International Citation Comparison, 2010 to 2014


For this Priority, each circle represents one of the comparator countries, grouped into region by colour: circle size represents number of publications, while circle placement indicates the country’s weighted citations relative to Australia. Data are from Thomson Reuters InCites, the Priority identified by a keyword search.

Australian Government Expenditure on Science and Research Priorities


The Australian Government invests $9.7 billion in science, research and innovation. Approximately $2.65 billion of this investment can be attributed to research aligned to the nine Science and Research priorities. Data on university block grants and the R&D tax incentive – two key initiatives that have critical roles in supporting strategic, mission-directed research - are not collected in a way that supports analysis against the priorities.

Sources: 2015-16 Science, Research and Innovation Budget Tables; Research Strategies Australia, Science and Research Priorities and Practical Challenges, May 2015.

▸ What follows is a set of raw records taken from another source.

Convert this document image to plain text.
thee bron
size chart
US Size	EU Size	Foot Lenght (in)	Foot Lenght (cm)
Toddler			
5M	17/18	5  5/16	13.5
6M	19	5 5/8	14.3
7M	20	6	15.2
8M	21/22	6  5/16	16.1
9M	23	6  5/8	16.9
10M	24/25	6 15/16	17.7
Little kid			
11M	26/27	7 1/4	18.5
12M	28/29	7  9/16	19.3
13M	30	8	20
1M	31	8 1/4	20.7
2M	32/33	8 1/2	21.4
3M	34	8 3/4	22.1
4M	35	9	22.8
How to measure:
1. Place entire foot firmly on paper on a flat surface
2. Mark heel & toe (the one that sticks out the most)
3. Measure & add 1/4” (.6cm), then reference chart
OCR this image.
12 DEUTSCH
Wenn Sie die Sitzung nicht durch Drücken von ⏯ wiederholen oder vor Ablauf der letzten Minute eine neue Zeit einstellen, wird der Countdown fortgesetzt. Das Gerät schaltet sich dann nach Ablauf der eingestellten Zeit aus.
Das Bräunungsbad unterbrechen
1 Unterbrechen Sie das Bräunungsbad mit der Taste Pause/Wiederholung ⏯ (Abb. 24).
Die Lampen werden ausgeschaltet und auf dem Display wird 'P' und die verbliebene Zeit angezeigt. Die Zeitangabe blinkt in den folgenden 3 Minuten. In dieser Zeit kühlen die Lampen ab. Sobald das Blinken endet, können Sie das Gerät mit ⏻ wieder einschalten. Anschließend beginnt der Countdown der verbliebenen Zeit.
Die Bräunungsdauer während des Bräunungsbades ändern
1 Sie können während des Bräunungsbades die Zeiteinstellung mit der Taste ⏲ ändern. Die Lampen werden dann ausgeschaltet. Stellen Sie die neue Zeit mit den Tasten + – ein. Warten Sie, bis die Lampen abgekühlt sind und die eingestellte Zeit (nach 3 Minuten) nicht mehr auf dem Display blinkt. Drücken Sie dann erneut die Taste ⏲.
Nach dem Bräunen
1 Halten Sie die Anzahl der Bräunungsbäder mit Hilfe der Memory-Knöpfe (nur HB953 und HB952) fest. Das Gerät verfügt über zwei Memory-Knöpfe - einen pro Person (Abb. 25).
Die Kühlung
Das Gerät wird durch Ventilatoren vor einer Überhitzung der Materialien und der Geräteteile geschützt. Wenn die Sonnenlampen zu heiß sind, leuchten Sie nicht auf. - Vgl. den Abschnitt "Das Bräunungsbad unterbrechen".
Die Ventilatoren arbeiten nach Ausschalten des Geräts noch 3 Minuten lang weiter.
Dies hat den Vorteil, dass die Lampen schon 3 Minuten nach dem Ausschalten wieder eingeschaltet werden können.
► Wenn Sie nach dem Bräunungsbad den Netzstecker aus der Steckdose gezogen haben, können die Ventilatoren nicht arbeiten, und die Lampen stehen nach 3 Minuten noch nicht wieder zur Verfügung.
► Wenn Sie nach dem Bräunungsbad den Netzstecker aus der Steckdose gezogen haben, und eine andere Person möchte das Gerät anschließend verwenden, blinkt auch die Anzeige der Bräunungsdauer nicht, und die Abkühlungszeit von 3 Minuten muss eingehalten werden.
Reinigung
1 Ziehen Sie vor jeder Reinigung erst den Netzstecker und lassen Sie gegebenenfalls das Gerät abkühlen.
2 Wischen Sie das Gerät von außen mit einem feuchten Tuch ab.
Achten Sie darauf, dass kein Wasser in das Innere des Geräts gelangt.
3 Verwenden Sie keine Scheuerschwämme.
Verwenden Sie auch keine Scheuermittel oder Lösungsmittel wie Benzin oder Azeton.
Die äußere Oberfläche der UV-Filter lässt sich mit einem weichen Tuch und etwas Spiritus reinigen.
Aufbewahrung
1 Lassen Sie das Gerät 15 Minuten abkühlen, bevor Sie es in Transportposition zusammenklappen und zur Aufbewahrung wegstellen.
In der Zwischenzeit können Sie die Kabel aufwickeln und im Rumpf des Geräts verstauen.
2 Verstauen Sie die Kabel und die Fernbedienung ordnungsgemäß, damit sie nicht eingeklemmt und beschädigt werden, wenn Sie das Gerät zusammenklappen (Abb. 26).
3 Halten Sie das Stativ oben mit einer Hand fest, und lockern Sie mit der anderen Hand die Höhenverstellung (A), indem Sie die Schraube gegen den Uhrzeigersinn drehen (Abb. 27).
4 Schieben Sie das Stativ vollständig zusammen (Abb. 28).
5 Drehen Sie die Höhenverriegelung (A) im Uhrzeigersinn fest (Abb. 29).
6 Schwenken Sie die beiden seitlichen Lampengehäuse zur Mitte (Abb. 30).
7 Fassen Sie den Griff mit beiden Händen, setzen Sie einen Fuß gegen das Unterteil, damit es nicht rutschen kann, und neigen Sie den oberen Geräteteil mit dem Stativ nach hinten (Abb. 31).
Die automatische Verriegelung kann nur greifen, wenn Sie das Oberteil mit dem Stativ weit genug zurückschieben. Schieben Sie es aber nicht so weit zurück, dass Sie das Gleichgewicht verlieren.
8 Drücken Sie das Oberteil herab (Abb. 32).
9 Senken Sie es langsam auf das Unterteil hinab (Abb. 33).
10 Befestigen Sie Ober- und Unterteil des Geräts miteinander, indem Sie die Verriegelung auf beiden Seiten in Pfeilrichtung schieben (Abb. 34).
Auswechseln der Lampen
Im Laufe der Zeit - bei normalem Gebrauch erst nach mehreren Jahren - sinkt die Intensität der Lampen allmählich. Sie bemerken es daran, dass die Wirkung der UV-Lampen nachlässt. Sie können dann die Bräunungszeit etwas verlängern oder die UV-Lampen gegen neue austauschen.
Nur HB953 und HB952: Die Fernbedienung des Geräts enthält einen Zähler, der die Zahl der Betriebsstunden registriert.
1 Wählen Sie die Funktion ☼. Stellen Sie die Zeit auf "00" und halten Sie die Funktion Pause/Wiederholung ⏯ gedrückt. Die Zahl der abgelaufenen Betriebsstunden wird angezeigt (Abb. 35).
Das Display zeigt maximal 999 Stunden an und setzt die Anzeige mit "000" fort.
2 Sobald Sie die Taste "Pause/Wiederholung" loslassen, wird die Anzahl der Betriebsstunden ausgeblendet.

Australia’s Science and Research Priorities

Australia’s Science and Research Priorities identify areas that are of immediate and critical importance to the nation and its place in the world. They help align our research to industry and will make sure that we capitalise on our comparative advantages and address challenges.

The Australian Government will use the Priorities to guide a proportion of its research investment to areas of critical need and national importance. This capability snapshot is a vital step to make sure that we get this strategic investment right – it is about understanding what we spend now, what we are good at and where we need to improve.